The King of Limbs – Radiohead

This is not an accessible album.  While this sort of classification should be avoided in analyzing such a subjective media, it was difficult to ignore.  That out of the way, it is important to consider the base from which Radiohead have created their eighth studio album The King of Limbs. Having had close to 20 years commercial and critical success, Radiohead had a freedom not many other bands have, they could create something, anything, they wanted.  They did. The King of Limbs is a deftly crafted and deliberately manipulated piece of work, put together with great finesse.  All this said, the album comes off as very vague and difficult to decipher.  Six plays through and the listener will still be noticing nuances not yet understood.

Without the pure ambition of OK Computer nor the experimentation of Kid A, The King Of Limbs sits somewhere in between the highs and lows of Radiohead, while still outstripping any other album, in, for lack of a better word, Radioheadness.  The vibrant and varied rhythm section, founded around drummer Phil Selway’s penchant for complicated tempos, matches Greenwood’s guitar and Yorke’s sometimes soaring, sometimes melancholic vocal lead.
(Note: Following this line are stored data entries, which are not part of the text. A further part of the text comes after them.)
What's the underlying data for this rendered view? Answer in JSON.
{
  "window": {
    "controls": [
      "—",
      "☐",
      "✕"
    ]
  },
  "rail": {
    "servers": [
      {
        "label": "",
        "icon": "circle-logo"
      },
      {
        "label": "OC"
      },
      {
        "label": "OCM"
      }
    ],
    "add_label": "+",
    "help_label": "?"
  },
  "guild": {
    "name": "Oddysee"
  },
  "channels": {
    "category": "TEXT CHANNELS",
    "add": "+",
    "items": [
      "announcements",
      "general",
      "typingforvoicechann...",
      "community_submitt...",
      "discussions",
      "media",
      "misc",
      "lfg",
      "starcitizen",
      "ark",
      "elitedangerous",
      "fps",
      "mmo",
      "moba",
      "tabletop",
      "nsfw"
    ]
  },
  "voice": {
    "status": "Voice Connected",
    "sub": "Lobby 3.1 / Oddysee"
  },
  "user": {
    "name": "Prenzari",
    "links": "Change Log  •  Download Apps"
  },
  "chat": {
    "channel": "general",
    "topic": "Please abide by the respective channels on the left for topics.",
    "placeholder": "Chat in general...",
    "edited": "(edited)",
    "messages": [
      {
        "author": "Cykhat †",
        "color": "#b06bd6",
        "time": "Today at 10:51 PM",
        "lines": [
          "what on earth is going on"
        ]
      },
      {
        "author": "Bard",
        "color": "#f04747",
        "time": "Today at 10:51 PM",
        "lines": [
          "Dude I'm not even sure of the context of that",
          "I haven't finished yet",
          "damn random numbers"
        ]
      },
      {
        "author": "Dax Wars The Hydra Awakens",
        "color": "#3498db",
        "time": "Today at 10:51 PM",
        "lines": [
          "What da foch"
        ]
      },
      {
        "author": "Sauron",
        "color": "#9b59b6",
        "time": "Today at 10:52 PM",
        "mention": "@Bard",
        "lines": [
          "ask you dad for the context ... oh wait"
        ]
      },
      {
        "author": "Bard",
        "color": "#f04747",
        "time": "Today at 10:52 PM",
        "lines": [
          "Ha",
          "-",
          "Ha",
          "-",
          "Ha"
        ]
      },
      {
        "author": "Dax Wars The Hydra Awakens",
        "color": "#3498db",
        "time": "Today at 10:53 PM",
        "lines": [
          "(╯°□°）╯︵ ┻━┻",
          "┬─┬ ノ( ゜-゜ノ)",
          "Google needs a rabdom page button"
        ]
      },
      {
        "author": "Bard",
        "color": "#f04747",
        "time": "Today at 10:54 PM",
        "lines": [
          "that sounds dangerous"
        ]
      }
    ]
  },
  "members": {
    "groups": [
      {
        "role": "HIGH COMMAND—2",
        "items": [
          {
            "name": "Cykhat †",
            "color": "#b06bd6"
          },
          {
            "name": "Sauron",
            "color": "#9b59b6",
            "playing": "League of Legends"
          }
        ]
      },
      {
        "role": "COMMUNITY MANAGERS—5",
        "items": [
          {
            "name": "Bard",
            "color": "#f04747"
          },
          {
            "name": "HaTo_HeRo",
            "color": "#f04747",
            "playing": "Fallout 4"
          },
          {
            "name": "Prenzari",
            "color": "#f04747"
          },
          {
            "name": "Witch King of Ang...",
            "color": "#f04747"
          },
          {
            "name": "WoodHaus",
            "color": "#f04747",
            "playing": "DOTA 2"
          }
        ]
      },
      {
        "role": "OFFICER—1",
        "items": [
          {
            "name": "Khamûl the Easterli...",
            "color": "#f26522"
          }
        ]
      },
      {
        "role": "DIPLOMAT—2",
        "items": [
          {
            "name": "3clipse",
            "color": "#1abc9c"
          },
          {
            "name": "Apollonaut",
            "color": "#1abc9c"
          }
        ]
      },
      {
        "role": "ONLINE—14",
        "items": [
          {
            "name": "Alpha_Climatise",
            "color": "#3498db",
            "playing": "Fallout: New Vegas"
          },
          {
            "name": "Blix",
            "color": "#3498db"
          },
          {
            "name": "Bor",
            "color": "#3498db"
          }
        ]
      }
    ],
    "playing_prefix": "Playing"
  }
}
The first half of the album has a greater density of sound, while the second half beings to taper off into a gentler more acoustic style.  The lead track, presumably so because of its chorus unique to the album, Lotus Flower is a highlight which displays the entirety of the band’s incredible talent for song-writing.  The tracks slow and soften subtly to conclude with something of a whimper, leaving at least this listener wanting more.  There is so much to be said about this album, at the same time as being difficult to describe or classify.

In conclusion this is an album of significance and should be given decent consideration, if only on the basis of the band’s previous releases.  It is a more obscure sounding album than some others, but it is clear no less effort has been made to perfect it.  The intricacies are minute and abundant; time must be taken to absorb such a dense piece of work. Radiohead I am sure however, do have more to show us in the future.